Due romanzi di Alessandro Perissinotto
Cari lettori,
per la nostra rubrica “Letture… per autori”, oggi vi presento uno scrittore che fino a non molto tempo fa non conoscevo (mia lacuna): Alessandro Perissinotto.
Di recente ho letto due suoi romanzi: il primo è una sorta di giallo a sfondo legale scritto a quattro mani con Piero D’Ettorre, il secondo è una pagina vera della nostra storia.
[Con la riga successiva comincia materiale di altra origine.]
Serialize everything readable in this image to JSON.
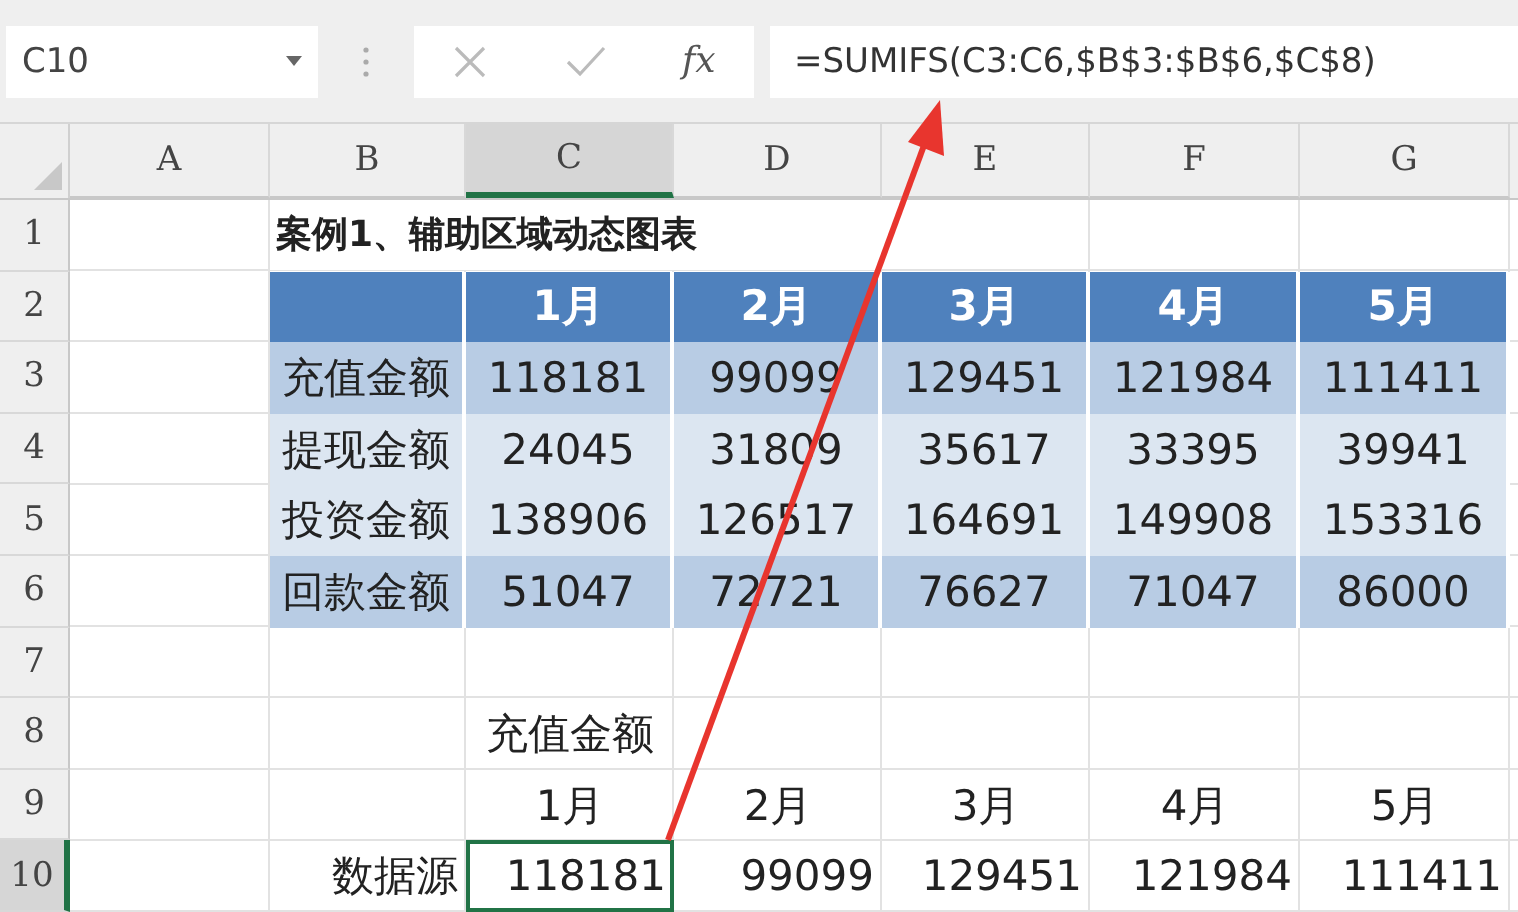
{
  "name_box": {
    "value": "C10"
  },
  "formula_bar": {
    "fx_label": "fx",
    "formula": "=SUMIFS(C3:C6,$B$3:$B$6,$C$8)"
  },
  "columns": [
    {
      "label": "A",
      "selected": false
    },
    {
      "label": "B",
      "selected": false
    },
    {
      "label": "C",
      "selected": true
    },
    {
      "label": "D",
      "selected": false
    },
    {
      "label": "E",
      "selected": false
    },
    {
      "label": "F",
      "selected": false
    },
    {
      "label": "G",
      "selected": false
    }
  ],
  "rows": [
    {
      "number": "1",
      "selected": false,
      "cells": [
        {
          "kind": "empty"
        },
        {
          "kind": "title",
          "text": "案例1、辅助区域动态图表"
        },
        {
          "kind": "empty"
        },
        {
          "kind": "empty"
        },
        {
          "kind": "empty"
        },
        {
          "kind": "empty"
        },
        {
          "kind": "empty"
        }
      ]
    },
    {
      "number": "2",
      "selected": false,
      "cells": [
        {
          "kind": "empty"
        },
        {
          "kind": "header"
        },
        {
          "kind": "header",
          "text": "1月"
        },
        {
          "kind": "header",
          "text": "2月"
        },
        {
          "kind": "header",
          "text": "3月"
        },
        {
          "kind": "header",
          "text": "4月"
        },
        {
          "kind": "header",
          "text": "5月"
        }
      ]
    },
    {
      "number": "3",
      "selected": false,
      "cells": [
        {
          "kind": "empty"
        },
        {
          "kind": "band-dark",
          "text": "充值金额"
        },
        {
          "kind": "band-dark",
          "text": "118181"
        },
        {
          "kind": "band-dark",
          "text": "99099"
        },
        {
          "kind": "band-dark",
          "text": "129451"
        },
        {
          "kind": "band-dark",
          "text": "121984"
        },
        {
          "kind": "band-dark",
          "text": "111411"
        }
      ]
    },
    {
      "number": "4",
      "selected": false,
      "cells": [
        {
          "kind": "empty"
        },
        {
          "kind": "band-light",
          "text": "提现金额"
        },
        {
          "kind": "band-light",
          "text": "24045"
        },
        {
          "kind": "band-light",
          "text": "31809"
        },
        {
          "kind": "band-light",
          "text": "35617"
        },
        {
          "kind": "band-light",
          "text": "33395"
        },
        {
          "kind": "band-light",
          "text": "39941"
        }
      ]
    },
    {
      "number": "5",
      "selected": false,
      "cells": [
        {
          "kind": "empty"
        },
        {
          "kind": "band-light",
          "text": "投资金额"
        },
        {
          "kind": "band-light",
          "text": "138906"
        },
        {
          "kind": "band-light",
          "text": "126517"
        },
        {
          "kind": "band-light",
          "text": "164691"
        },
        {
          "kind": "band-light",
          "text": "149908"
        },
        {
          "kind": "band-light",
          "text": "153316"
        }
      ]
    },
    {
      "number": "6",
      "selected": false,
      "cells": [
        {
          "kind": "empty"
        },
        {
          "kind": "band-dark",
          "text": "回款金额"
        },
        {
          "kind": "band-dark",
          "text": "51047"
        },
        {
          "kind": "band-dark",
          "text": "72721"
        },
        {
          "kind": "band-dark",
          "text": "76627"
        },
        {
          "kind": "band-dark",
          "text": "71047"
        },
        {
          "kind": "band-dark",
          "text": "86000"
        }
      ]
    },
    {
      "number": "7",
      "selected": false,
      "cells": [
        {
          "kind": "empty"
        },
        {
          "kind": "empty"
        },
        {
          "kind": "empty"
        },
        {
          "kind": "empty"
        },
        {
          "kind": "empty"
        },
        {
          "kind": "empty"
        },
        {
          "kind": "empty"
        }
      ]
    },
    {
      "number": "8",
      "selected": false,
      "cells": [
        {
          "kind": "empty"
        },
        {
          "kind": "empty"
        },
        {
          "kind": "center",
          "text": "充值金额"
        },
        {
          "kind": "empty"
        },
        {
          "kind": "empty"
        },
        {
          "kind": "empty"
        },
        {
          "kind": "empty"
        }
      ]
    },
    {
      "number": "9",
      "selected": false,
      "cells": [
        {
          "kind": "empty"
        },
        {
          "kind": "empty"
        },
        {
          "kind": "center",
          "text": "1月"
        },
        {
          "kind": "center",
          "text": "2月"
        },
        {
          "kind": "center",
          "text": "3月"
        },
        {
          "kind": "center",
          "text": "4月"
        },
        {
          "kind": "center",
          "text": "5月"
        }
      ]
    },
    {
      "number": "10",
      "selected": true,
      "cells": [
        {
          "kind": "empty"
        },
        {
          "kind": "right",
          "text": "数据源"
        },
        {
          "kind": "right",
          "text": "118181"
        },
        {
          "kind": "right",
          "text": "99099"
        },
        {
          "kind": "right",
          "text": "129451"
        },
        {
          "kind": "right",
          "text": "121984"
        },
        {
          "kind": "right",
          "text": "111411"
        }
      ]
    }
  ]
}
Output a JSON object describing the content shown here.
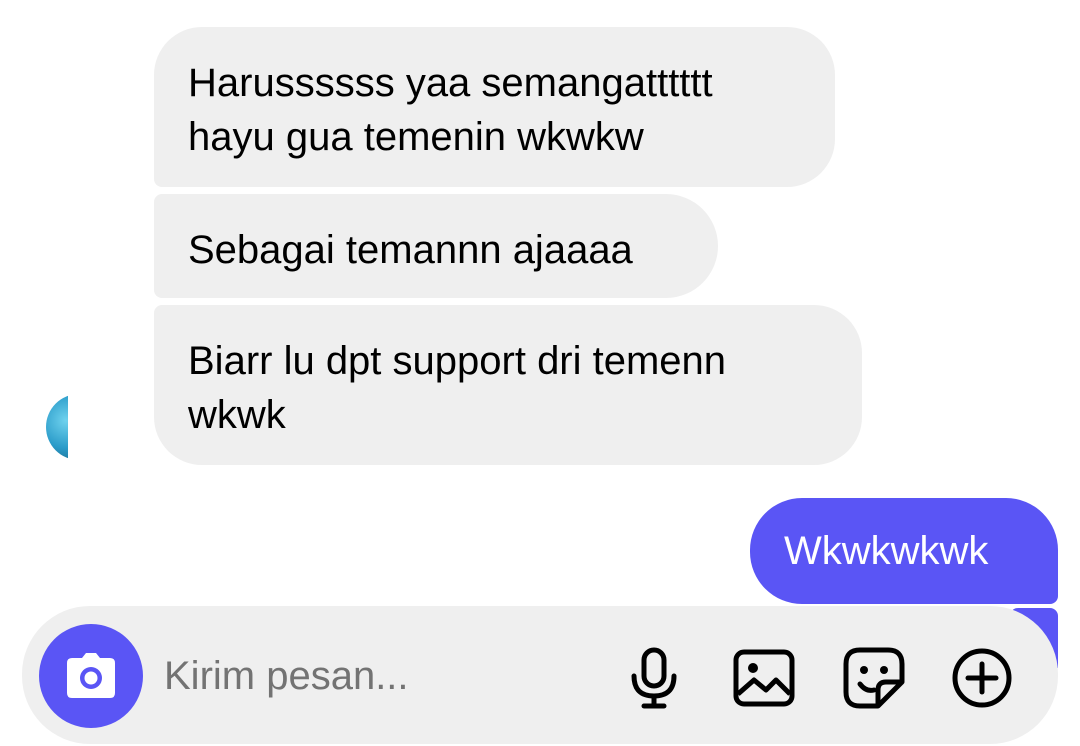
{
  "conversation": {
    "incoming": [
      {
        "lines": [
          "Harussssss yaa semangatttttt",
          "hayu gua temenin wkwkw"
        ]
      },
      {
        "lines": [
          "Sebagai temannn ajaaaa"
        ]
      },
      {
        "lines": [
          "Biarr lu dpt support dri temenn",
          "wkwk"
        ]
      }
    ],
    "outgoing": [
      {
        "text": "Wkwkwkwk"
      }
    ]
  },
  "composer": {
    "placeholder": "Kirim pesan...",
    "icons": [
      "camera-icon",
      "microphone-icon",
      "photo-icon",
      "sticker-icon",
      "plus-icon"
    ]
  },
  "colors": {
    "accent": "#5a55f5",
    "incoming_bubble": "#efefef",
    "composer_bg": "#efefef",
    "placeholder": "#737373"
  }
}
Sono rimasta colpita dal suo stile di scrittura, dal suo modo di raccontare trascinante, dagli intrecci che egli racconta nei suoi libri.
Vediamoli un po’ insieme!
Figliol prodigo – Una difesa impossibile per l’avvocato Meroni
L’avvocato Giacomo Meroni, cinquantenne e con una lunga carriera alle spalle, ormai da anni affianca l’anziano suocero, che fa il suo stesso mestiere e non vuole saperne di andare in pensione, anche se il rapporto tra i due è ottimo e non sarebbe un problema cedergli lo studio.
Un giorno si presenta in ufficio una donna, Daniela Sarriano, che chiede allo studio di assumere la difesa del figlio Marco, premettendo però che si tratta di un caso davvero difficile.
Daniela è una madre che ha sofferto moltissimo: due anni fa il figlio Marco, che stava compiendo un viaggio in giro per l’Europa, le aveva mandato un ultimo messaggio a Liegi, poi era misteriosamente sparito. Dopo due anni di inutili ricerche e disperazione, ecco l’inaspettata telefonata della polizia: Marco è vivo, è a Torino (la famiglia ha sempre vissuto a Napoli) e sta bene.
Purtroppo, però, la polizia l’ha dovuto arrestare, perché Marco è stato colto in flagranza di reato: la telecamera lo ha registrato mentre entrava ed usciva a tutta velocità dall’ufficio di un giovane fondatore di una start up di successo. Un imprenditore promettente, che però è stato trovato morto proprio accanto alla sua scrivania. Ad incastrare Marco c’è anche un coltello sporco di sangue.
Daniela non si fa una ragione del fatto che il figlio sia partito da studente in cerca di divertimento, sia sparito nel nulla per due anni e sia ricomparso assassino. Ella sospetta che ci sia dietro una storia agghiacciante, anche perché Marco si è chiuso in un mutismo rassegnato e non ha niente da dire nemmeno alla madre ritrovata. Sembra quasi che egli non ragioni più, e non si capisce se la sua sia una finzione oppure una vera perdita di senno.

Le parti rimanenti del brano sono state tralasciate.